ג  מִנְהָג פָּשׁוּט בְּכָל עָרֵינוּ בִּסְפָרַד, שֶׁיִּהְיוּ כָּל אַנְשֵׁי הַבַּיִת מַדְלִיקִין נֵר אֶחָד בַּלַּיְלָה הָרִאשׁוֹן, וּמוֹסִיפִין וְהוֹלְכִין נֵר בְּכָל לַיְלָה וְלַיְלָה, עַד שֶׁנִּמְצָא מַדְלִיק בְּלֵיל שְׁמִינִי שְׁמוֹנָה נֵרוֹת--בֵּין שֶׁהָיוּ אַנְשֵׁי הַבַּיִת מְרֻבִּים, בֵּין שֶׁהָיָה אָדָם אֶחָד.

 

Nous avons donc vu ici diverses façons d'accomplir la Miṣwoh de l'allumage des Nérôth de Ḥanoukkoh ; les voici :

 

1.     On peut s'acquitter de son devoir en n'allumant qu'une seule lampe chaque nuit de Ḥanoukkoh. C'est la façon la plus simple d'accomplir la Miṣwoh. C'est le minimum requis par le Din.

2.     On peut s'acquitter de son devoir en allumant chaque nuit de Ḥanoukkoh le nombre de lampes correspondant au nombre de personnes qui composent le ménage. Cette méthode est ce qu'on appelle « Hiddour Miṣwoh ».

3.     On peut s'acquitter de son devoir en allumant la première nuit de Ḥanoukkoh le nombre de lampes correspondant au nombre de personnes qui composent le ménage, et rajouter chacune des nuits suivantes une lampe supplémentaire par personne composant le ménage. Ainsi, si le ménage est composé de cinq personnes, on allumera cinq lampes la première nuit, dix la deuxième, quinze la troisième, etc., et quarante-cinq la huitième et dernière nuit.
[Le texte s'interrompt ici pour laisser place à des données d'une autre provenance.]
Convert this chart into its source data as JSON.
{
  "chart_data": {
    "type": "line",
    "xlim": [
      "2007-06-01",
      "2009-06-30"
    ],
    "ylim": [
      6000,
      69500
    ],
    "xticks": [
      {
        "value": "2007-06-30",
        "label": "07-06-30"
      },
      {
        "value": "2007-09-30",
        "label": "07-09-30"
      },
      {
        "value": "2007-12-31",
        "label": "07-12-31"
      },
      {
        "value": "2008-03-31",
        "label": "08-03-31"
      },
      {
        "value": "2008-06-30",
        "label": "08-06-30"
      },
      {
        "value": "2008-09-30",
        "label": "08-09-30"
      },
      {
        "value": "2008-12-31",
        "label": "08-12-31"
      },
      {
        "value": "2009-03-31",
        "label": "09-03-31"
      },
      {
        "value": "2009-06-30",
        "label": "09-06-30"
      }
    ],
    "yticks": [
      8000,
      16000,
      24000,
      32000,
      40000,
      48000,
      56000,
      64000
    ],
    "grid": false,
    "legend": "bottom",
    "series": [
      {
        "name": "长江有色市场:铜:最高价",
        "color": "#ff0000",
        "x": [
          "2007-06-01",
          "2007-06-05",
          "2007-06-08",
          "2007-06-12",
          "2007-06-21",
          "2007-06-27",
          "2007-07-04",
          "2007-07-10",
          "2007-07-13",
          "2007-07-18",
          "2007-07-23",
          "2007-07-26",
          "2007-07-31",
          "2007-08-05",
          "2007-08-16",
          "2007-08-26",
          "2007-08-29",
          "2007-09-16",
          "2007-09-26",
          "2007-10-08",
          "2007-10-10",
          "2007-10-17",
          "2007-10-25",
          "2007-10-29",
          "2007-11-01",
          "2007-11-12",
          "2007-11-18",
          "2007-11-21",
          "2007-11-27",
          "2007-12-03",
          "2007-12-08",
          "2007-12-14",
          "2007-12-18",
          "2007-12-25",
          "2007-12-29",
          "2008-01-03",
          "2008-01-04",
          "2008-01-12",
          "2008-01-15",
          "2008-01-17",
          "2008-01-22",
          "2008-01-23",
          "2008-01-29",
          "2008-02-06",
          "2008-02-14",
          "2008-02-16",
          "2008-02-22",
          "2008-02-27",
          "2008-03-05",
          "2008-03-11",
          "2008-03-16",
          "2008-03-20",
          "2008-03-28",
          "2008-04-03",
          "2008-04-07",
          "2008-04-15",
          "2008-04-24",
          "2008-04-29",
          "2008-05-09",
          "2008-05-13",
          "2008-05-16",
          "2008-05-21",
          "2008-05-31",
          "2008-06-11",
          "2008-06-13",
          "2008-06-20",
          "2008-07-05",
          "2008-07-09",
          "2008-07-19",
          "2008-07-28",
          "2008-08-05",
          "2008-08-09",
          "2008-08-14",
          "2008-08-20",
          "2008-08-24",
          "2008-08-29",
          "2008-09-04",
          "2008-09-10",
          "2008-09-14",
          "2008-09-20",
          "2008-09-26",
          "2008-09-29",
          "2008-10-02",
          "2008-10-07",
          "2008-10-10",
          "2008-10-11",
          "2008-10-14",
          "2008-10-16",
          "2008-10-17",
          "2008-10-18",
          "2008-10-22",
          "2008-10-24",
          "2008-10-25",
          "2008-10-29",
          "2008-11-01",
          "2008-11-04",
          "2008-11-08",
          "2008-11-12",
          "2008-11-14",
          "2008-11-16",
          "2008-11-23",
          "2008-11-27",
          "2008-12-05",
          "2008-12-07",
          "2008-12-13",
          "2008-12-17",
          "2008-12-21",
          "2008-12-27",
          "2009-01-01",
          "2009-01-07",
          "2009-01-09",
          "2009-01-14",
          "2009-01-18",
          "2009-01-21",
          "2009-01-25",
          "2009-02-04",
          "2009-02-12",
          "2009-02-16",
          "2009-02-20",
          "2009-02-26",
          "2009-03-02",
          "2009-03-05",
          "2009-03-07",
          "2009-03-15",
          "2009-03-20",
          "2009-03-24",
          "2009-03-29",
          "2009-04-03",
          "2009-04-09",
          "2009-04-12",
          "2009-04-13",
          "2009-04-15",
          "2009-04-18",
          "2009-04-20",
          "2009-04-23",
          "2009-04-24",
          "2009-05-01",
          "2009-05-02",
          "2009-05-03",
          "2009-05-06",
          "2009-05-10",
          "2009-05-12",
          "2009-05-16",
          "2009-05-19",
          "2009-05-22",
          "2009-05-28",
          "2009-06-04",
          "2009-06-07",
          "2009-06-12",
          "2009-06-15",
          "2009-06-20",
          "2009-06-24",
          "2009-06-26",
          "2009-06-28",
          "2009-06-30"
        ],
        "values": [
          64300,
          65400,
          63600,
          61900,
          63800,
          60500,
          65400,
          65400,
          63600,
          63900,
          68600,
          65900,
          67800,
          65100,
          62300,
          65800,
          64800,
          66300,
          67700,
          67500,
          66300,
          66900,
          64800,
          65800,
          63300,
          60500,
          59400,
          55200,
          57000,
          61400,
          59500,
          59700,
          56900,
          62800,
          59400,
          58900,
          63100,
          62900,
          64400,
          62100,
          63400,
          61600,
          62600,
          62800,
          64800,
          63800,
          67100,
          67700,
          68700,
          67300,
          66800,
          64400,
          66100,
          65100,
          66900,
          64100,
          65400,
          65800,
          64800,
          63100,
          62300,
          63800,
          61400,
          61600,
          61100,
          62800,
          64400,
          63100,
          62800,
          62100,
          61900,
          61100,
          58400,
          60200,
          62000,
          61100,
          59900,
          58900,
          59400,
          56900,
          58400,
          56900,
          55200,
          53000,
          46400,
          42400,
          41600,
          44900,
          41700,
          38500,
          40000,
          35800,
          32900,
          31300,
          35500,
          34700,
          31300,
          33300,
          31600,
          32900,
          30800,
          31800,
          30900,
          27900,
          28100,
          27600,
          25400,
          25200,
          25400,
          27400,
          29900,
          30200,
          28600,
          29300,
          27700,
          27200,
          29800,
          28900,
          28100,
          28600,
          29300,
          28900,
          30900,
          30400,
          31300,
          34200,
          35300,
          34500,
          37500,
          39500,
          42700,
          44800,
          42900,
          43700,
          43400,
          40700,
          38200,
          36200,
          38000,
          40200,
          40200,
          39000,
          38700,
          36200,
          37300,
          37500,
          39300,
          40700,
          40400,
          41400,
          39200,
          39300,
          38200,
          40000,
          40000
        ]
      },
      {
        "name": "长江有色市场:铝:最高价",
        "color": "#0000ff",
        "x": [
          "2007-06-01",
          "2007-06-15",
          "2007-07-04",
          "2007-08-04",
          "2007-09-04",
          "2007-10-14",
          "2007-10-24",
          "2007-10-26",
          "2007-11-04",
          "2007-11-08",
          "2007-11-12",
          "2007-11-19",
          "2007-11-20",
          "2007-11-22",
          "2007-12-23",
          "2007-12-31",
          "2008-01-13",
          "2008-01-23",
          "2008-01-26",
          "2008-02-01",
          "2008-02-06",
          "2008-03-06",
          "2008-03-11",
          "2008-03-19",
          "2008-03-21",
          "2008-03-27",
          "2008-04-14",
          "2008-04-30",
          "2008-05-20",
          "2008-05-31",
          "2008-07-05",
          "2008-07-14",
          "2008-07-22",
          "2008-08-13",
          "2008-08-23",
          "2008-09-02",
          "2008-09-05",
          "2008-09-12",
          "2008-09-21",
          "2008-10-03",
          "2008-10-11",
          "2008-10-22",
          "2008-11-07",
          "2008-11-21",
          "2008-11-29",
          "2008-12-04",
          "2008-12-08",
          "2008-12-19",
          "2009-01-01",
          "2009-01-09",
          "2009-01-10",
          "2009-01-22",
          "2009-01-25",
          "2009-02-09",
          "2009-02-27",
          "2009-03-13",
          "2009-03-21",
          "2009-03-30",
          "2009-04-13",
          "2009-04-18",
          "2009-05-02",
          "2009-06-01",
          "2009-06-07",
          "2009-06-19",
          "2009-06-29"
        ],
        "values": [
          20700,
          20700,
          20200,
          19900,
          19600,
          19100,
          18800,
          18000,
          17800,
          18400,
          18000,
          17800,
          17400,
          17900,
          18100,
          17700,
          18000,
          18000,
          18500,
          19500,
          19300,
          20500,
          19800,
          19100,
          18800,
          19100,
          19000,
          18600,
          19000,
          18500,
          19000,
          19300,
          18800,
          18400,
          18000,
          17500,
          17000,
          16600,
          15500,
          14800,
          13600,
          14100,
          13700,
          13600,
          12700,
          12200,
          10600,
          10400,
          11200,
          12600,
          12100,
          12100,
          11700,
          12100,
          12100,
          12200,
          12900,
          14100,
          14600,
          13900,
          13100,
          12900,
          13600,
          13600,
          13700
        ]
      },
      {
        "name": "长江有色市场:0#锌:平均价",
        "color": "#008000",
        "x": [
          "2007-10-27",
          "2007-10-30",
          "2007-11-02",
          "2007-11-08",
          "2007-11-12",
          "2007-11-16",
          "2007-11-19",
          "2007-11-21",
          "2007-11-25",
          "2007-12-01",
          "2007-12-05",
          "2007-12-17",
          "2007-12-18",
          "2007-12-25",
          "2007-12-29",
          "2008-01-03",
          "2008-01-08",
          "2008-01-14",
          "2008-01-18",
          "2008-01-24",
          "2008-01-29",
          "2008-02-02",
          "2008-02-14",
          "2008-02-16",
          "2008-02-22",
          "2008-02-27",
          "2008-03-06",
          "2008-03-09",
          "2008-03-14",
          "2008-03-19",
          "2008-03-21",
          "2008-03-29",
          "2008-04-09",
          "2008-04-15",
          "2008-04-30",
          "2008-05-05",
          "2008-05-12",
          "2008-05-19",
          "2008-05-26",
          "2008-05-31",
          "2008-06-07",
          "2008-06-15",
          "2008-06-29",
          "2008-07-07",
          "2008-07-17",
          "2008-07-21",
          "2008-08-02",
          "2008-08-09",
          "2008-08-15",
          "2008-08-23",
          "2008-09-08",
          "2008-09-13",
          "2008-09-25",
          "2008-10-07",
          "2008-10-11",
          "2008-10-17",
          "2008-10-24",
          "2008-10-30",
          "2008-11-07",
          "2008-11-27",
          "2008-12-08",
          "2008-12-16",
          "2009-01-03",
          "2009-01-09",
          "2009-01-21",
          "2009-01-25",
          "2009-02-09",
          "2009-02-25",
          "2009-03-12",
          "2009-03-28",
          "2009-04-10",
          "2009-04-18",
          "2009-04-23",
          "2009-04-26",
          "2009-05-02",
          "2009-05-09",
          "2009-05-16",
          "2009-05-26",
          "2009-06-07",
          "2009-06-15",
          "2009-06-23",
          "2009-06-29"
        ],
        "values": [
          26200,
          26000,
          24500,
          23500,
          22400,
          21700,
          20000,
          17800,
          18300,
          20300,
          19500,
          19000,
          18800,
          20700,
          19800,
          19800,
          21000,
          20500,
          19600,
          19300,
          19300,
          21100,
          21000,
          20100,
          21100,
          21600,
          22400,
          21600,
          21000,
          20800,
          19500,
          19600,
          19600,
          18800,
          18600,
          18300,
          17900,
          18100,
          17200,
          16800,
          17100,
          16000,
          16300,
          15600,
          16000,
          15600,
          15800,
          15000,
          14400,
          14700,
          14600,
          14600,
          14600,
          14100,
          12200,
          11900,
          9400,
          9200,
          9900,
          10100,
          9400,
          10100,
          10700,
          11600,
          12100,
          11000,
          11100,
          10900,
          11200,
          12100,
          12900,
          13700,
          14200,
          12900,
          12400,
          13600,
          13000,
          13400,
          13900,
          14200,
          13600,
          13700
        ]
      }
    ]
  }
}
C'est la façon la plus désirable de s'acquitter de cette Miṣwoh, et correspond à la pratique des « Mahadhrin Min Hammahadhrin ».

4.     On peut s'acquitter de son devoir en allumant une seule lampe la première nuit de Ḥanoukkoh, et en ajoutant chacune des nuits suivantes une lampe supplémentaire, de sorte que la deuxième nuit deux lampes seront allumées, la troisième nuit trois lampes, etc., et la huitième et dernière nuit huit lampes. C'est la méthode de Béth Hillél, celle qui est la plus courante aujourd'hui.

 

Une cinquième méthode non mentionnée par le Rambo’’m existe, et est mentionnée dans le Ṭalmoudh :

 

5.     On peut s'acquitter de son devoir en allumant huit lampes la première nuit de Ḥanoukkoh, et en allumant chacune des nuits suivantes une lampe de moins que la veille, de sorte que la deuxième nuit sept lampes seront allumées, la troisième nuit six lampes, etc., et la huitième et dernière nuit une seule lampe. C'est la méthode de Béth Shamma`y.

 

Vous avez donc cinq façons d'accomplir la Miṣwoh, et toutes sont bonnes. Nous ne sommes pas obligés de faire comme « tout le monde ». La Halokhoh a largement prévu et permis la diversité dans ce domaine, pour la simple raison que comme expliqué dans l’article intitulé « L’allumage public des lampes de Ḥanoukkoh », allumer à la maison n’était pas la pratique originelle. Par conséquent, les Sages n’ont pas tranché de quelle manière on devait les allumer chez soi, et une diversité de pratiques existe. Notez toutefois que dans aucune de ces méthodes il n’est fait mention de l’ordre dans lequel les Nérôth devraient être allumées. Ainsi, il n’y a pas d’importance talmudique de les allumer de gauche à droite ou de droite à gauche. Ce sujet n’est jamais abordé dans le Ṭalmoudh, ni dans les écrits des Gaˋônim, dans les écrits des premiers Riˋshônim, et diverses explications ont été apportées pour la justifier. Mais ce n’est pas une obligation halakhique, pas même un Minhogh ; juste une habitude. Quelle soit suivie ou pas n’a aucune portée halakhique !

 



[1] Voir le Ṭalmoudh, Barokhôth 51b.